Hoe zou een 55-plusser (van 55 tot 75 jaar) willen sporten? Daar is een beeld van te geven. …’Ik wil sporten omdat ik deze sportvorm uitdagend en plezierig vindt. Het motiveert mij. Ik wil vooral beleven, maar ook nog optimaal presteren en natuurlijk op maat. Dat wil ik samen doen met sporters van ongeveer dezelfde leeftijd. Het zelf een activiteit regelen en ontwikkelen, maakt het nog leuker. Een kartrekker begeleidt ons. De groep reguleert in principe alles zelf. Sport is voor ons vereenvoudigde wedstrijdsport (kleiner veld, minder spelers, ander materiaal) die we onderling beoefenen. Regels worden op de mogelijkheden van de groep en – zo nodig - op die van individuele spelers afgestemd. Samen een sport beleven door het uitvoeren van een eind(sport)vorm, is het belangrijkste. Naast voldoende beleving gaat het ons om het leren of verbeteren van sportvaardigheden. Ieder op eigen niveau. Het zelf en samen ontwikkelen van een sportvorm op de langere termijn is wenselijk. Dat doe je door elkaar te ‘al vragende’ te coachen, maar alleen als je dat zelf wilt.
‘Matig intensief’ bewegen is optimaal als dat gebeurt met driekwart inspanning van je persoonlijk maximaal coördinatievermogen op fysiek (doelgericht handelen) en mentaal gebied (strategisch handelen). Voldoende intensief sporten en in clubverband is gezond. Het ontspant omdat zowel de sportvorm als de wijze van deelnemen je plezier geeft. Iedereen kan eraan deelnemen: mannen en vrouwen, beginners en gevorderden, met goede en matige conditie, gezonde sporters en met fysieke beperkingen (chronische ziekten). De groep zorgt voor een veilige, verantwoorde en activerende (sport)omgeving’.

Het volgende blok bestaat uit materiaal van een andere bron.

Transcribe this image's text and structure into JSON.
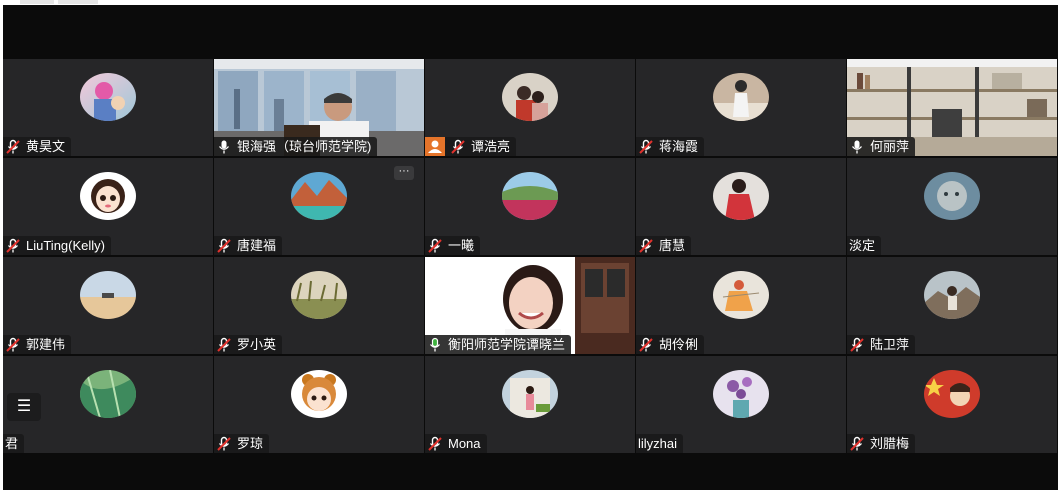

Coördinatie van het bewegen of sporten 

Het dagelijks bewegen, het viool spelen of het sporten kun je op verschillende niveaus van algemeenheid bekijken. Als eerste vanuit de ‘bedoeling van de totale activiteit’: ik doe boodschappen om te kunnen eten en drinken, ik speel viool of tafeltennis omdat het denken over en het doen van juist deze activiteit mij plezier geeft. Je leert deze bedoelingen op een bepaald niveau in een bepaalde tijd te realiseren. Het is een eerste niveau en een totaalervaring van een relatief complexe activiteit of sportvorm die  motorisch-fysieke, sociale (waarderen van belevingen, ervaringen met coachen en gecoacht worden en tactisch handelen) en cognitieve ervaringen (leren en ontwikkelen op basis van schema’s, werkpatronen en vuistregels/principes) omvat. Door te leren en te ontwikkelen, zien we nieuwe betekenissen binnen (een deel van) onze omgeving. Als je piano wilt spelen, moet je de mogelijkheden van de piano kennen, maar pas met de vingers (gedrag) leren we het instrument écht bespelen (handelen). Zo leren we ook al sportend onze sportwereld begrijpen. Optimaal actief, fysiek en mentaal, leven is dan ook op totaalervaringen gebaseerd. De inleiding over ‘Waarom zou ik als 55-plusser sporten?’ geeft een schets van een samenhang van zowel ‘inhoud/activiteit/sportvorm’ als ‘wijze van deelnemen’.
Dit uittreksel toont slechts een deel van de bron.